Mr Yeates declared that the Antarctic Circumpolar Expedition was “one of the last major challenges out there”. It was fraught with danger and “the most difficult and hazardous circumnavigation of the globe”.
He planned neither to touch land nor take on additional provisions throughout the voyage during which he expected to encounter “waves as high as a five-storey building, ice and freezing fog”.
After four years of planning and preparation, the landscape gardener set off from Port Stanley in the Falklands last month, his boat packed with 200kg of freeze-dried food to provide him with the 6,000 calories a day he needed.
He was planning to row south and then head clockwise around Antarctica. Instead, strong currents took him north to Cow Bay, where he ran aground on rocks after just thirty hours and ten miles at sea.
He was rescued by farmers, wet and freezing cold but unharmed. Undeterred and desperate to achieve his dream, he made minor repairs to Charlie Rossiter, his purpose-built, 22ft (6.7m), £30,000 boat, and set out again on Thursday.
But in just 39 hours at sea he capsized five times as his boat was battered by huge waves, and lost vital navigating equipment.
Mr Yeates, a former merchant seaman who served in the Falklands conflict on the QE2 liner-turned-troop-carrier, said: “It was like being in a washing machine. It rolled 360 degrees five times and was going up and down as well. I lost a lot of equipment and it was a fairly unpleasant experience, but I never really feared for my life as it’s such a good boat.”
He was rescued by a Falklands patrol boat after setting off an emergency beacon.
Mr Yeates, of Chandler’s Ford, Hampshire, had hoped to collect scientific data to be used in the study of global warming on behalf of scientific bodies such as the Met Office, the British Antarctic Survey and the Oceanography Society.
His boat was built by Rossiter Yachts of Christchurch, Dorset, and was designed to withstand the southern oceans and to hold 1.7 tonnes of supplies and equipment.

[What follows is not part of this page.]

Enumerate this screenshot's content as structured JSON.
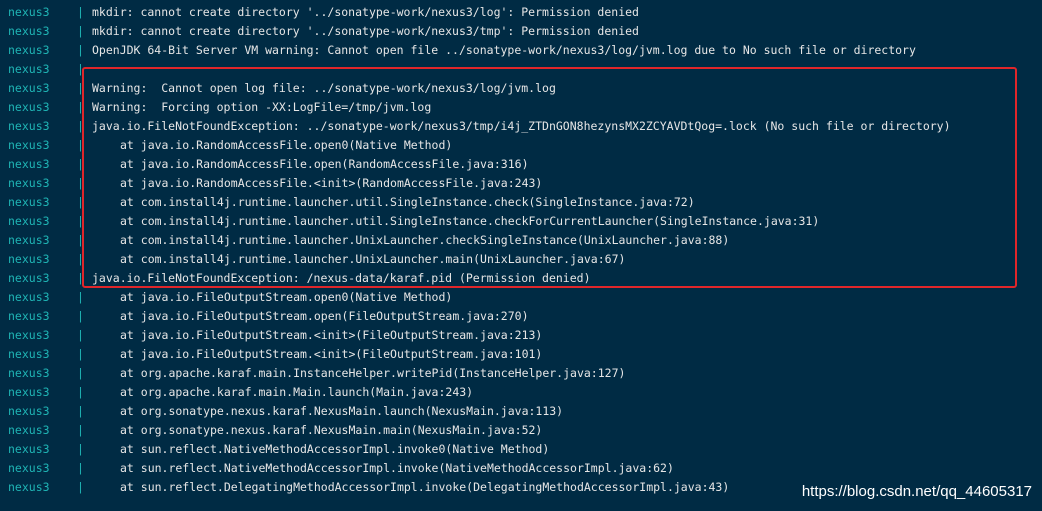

Mr Yeates added: “Sadly, I’m going to have to call it a day, but what’s happened has happened. My boat is still bobbing around somewhere in the South Atlantic. The authorities tried to sink it with a cannon, because it’s a hazard to shipping, but they couldn’t hit it.
“It’s been an adventure, if nothing else. But the realisation was that it is probably an impossible thing to do. It’s a very unforgiving ocean.”
Mr Yeates admitted that while planning the voyage he had received an “upsetting” letter from the Commonwealth Office that suggested it was destined to fail.
He said: “It turns out that the Commonwealth Office weren’t far off. I’m now expecting a fair amount of ridicule but I’m planning to write and thank them for their concerns.”
Even his website, which listed the many hazardous places he expected to encounter, was all too prescient. It proclaimed that his journey would “begin and end in the Falkland Islands”. It did, but without the much-anticipated 11,300 miles in between.
Mr Yeates’s wife, Melanie, with whom he has five daughters and two sons, aged 6 to 29, declined to comment.